Data Distributor#

The DataDistributor class is a utility for managing and distributing datasets among clients in a federated learning simulation. It supports various data distribution strategies to simulate realistic federated learning scenarios, including IID (independent and identically distributed) and non-IID distributions. This flexibility allows researchers to evaluate the performance and robustness of models under diverse data heterogeneity conditions.

Key Features#

  • Data Distribution Strategies:
    • iid: Splits data equally and randomly among clients.

    • gamma_similarity_niid: Creates non-IID distributions with a specified degree of similarity using a gamma parameter.

    • dirichlet_niid: Implements non-IID distributions based on a Dirichlet distribution with a configurable concentration parameter (alpha).

    • extreme_niid: Generates highly non-IID distributions by assigning sorted data partitions to clients.

  • Flexible Input Support: Accepts datasets as PyTorch DataLoader objects and processes them seamlessly.

  • Flexible Dataset Management: Returns data loaders for each client after applying the specified data distribution.

class byzfl.DataDistributor(params)[source]#

Bases: object

Initialization Parameters:

params (dict) – A dictionary containing the configuration for the data distributor. Must include:

  • “data_distribution_name”str

    Name of the data distribution strategy (“iid”, “gamma_similarity_niid”, etc.).

  • “distribution_parameter”float

    Parameter for the data distribution strategy (e.g., gamma or alpha).

  • “nb_honest”int

    Number of honest clients to split the dataset among.

  • “data_loader”DataLoader

    The data loader of the dataset to be distributed.

  • “batch_size”int

    Batch size for the generated dataloaders.

- **`split_data()`**:

Splits the dataset into dataloaders based on the specified distribution strategy.

Example

>>> from torchvision import datasets, transforms
>>> from torch.utils.data import DataLoader
>>> from byzfl import DataDistributor
>>> transform = transforms.Compose([transforms.ToTensor(), transforms.Normalize((0.5,), (0.5,))])
>>> dataset = datasets.MNIST(root="./data", train=True, download=True, transform=transform)
>>> data_loader = DataLoader(dataset, batch_size=64, shuffle=True)
>>> params = {
>>>     "data_distribution_name": "dirichlet_niid",
>>>     "distribution_parameter": 0.5,
>>>     "nb_honest": 5,
>>>     "data_loader": data_loader,
>>>     "batch_size": 64,
>>> }
>>> distributor = DataDistributor(params)
>>> dataloaders = distributor.split_data()
dirichlet_niid_idx(targets, idx)[source]#

Creates a Dirichlet non-IID partition of the dataset.

Parameters:
  • targets (numpy.ndarray) – Array of dataset targets (labels).

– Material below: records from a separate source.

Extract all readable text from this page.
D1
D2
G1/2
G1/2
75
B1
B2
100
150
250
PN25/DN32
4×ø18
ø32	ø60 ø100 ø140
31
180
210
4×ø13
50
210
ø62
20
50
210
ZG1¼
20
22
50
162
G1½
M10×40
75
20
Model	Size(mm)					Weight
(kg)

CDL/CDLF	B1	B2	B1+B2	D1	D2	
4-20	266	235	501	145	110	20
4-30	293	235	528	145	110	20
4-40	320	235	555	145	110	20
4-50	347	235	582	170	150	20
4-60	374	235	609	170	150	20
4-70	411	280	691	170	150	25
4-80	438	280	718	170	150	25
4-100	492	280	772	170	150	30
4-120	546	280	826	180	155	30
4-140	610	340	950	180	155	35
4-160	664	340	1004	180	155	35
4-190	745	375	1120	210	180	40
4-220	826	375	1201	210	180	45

  • idx (numpy.ndarray) – Array of dataset indices corresponding to the targets.

Returns:

list[numpy.ndarray] – A list of arrays where each array contains indices for one client.

extreme_niid_idx(targets, idx)[source]#

Creates an extremely non-IID partition of the dataset.

Parameters:
  • targets (numpy.ndarray) – Array of dataset targets (labels).

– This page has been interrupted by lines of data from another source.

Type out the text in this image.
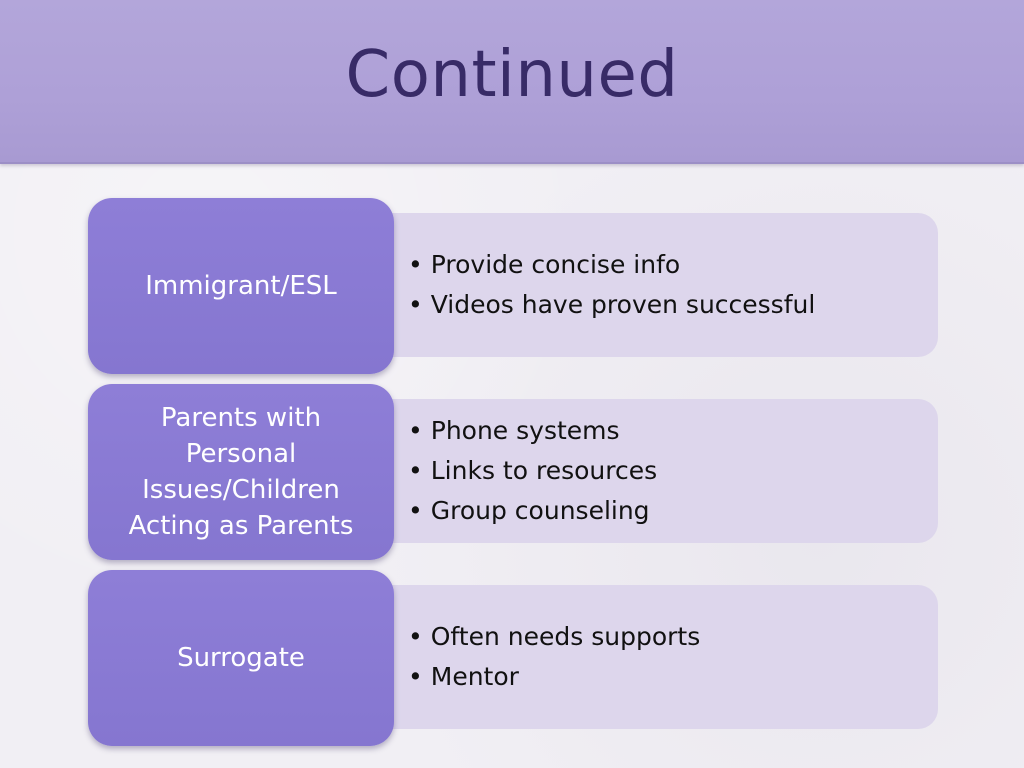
Continued
• Provide concise info
• Videos have proven successful
Immigrant/ESL
• Phone systems
• Links to resources
• Group counseling
Parents with Personal Issues/Children Acting as Parents
• Often needs supports
• Mentor
Surrogate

  • idx (numpy.ndarray) – Array of dataset indices corresponding to the targets.

Returns:

list[numpy.ndarray] – A list of arrays where each array contains indices for one client.

gamma_niid_idx(targets, idx)[source]#

Creates a gamma-similarity non-IID partition of the dataset.

Parameters:
  • targets (numpy.ndarray) – Array of dataset targets (labels).

  • idx (numpy.ndarray) – Array of dataset indices corresponding to the targets.

Returns:

list[numpy.ndarray] – A list of arrays where each array contains indices for one client.

idx_to_dataloaders(split_idx)[source]#

Converts index splits into DataLoader objects.

Parameters:

split_idx (list[numpy.ndarray]) – A list of arrays where each array contains indices for one client.

Returns:

list[DataLoader] – A list of DataLoader objects for each client.

iid_idx(idx)[source]#

Splits indices into IID (independent and identically distributed) partitions.

Parameters:

idx (numpy.ndarray) – Array of dataset indices.

Returns:

list[numpy.ndarray] – A list of arrays where each array contains indices for one client.

split_data()[source]#

Splits the dataset according to the specified distribution strategy.

Returns:

list[DataLoader] – A list of DataLoader objects for each client.

Raises:

ValueError – If the specified data distribution name is invalid.